Abstract

Chinese hamster ovary (CHO) cells are among the most widely used mammalian cell lines in the biopharmaceutical industry. Therefore, it is not surprising that significant efforts have been made around the engineering of CHO cells using genetic engineering methods such as the CRISPR-Cas system. In this review, we summarize key recent studies that have used different CRISPR-Cas systems such as Cas9, Cas13 or dCas9 fused with effector domains to improve recombinant protein (r-protein) production in CHO cells. Here, every relevant stage of production was considered, underscoring the advantages and limitations of these systems, as well as discussing their bottlenecks and probable solutions. A special emphasis was given on how these systems could disrupt and/or regulate genes related to glycan composition, which has relevant effects over r-protein properties and in vivo activity.
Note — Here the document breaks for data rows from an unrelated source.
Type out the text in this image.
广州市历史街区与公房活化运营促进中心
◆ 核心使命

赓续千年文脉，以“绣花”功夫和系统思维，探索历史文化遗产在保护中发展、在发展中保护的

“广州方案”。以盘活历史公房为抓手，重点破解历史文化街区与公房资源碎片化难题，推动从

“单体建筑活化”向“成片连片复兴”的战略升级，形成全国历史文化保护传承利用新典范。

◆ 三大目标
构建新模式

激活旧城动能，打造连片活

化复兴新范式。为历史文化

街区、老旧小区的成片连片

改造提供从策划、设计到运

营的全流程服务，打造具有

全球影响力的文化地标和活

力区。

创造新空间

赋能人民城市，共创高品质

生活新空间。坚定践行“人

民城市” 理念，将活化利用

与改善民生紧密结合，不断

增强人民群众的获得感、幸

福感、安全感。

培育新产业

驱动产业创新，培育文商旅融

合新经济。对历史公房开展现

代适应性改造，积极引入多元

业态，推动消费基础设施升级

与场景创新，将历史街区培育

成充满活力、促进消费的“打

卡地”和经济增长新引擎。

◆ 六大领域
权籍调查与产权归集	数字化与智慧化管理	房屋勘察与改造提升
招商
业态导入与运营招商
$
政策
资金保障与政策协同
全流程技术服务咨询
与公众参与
Furthermore, the related promising future applications of CRISPR to achieve a tunable, reversible, or highly stable editing of CHO cells are discussed.Overall, the studies covered in this review show that despite the complexity of mammalian cells, the synthetic biology community has developed many mature strategies to improve r-protein production using CHO cells. In this regard, CRISPR-Cas technology clearly provides efficient and flexible genetic manipulation and allows for the generation of more productive CHO cell lines, leading to more cost-efficient production of biopharmaceuticals, however, there is still a need for many emerging techniques in CRISPR to be reported in CHO cells; therefore, more research in these cells is needed to realize the full potential of this technology.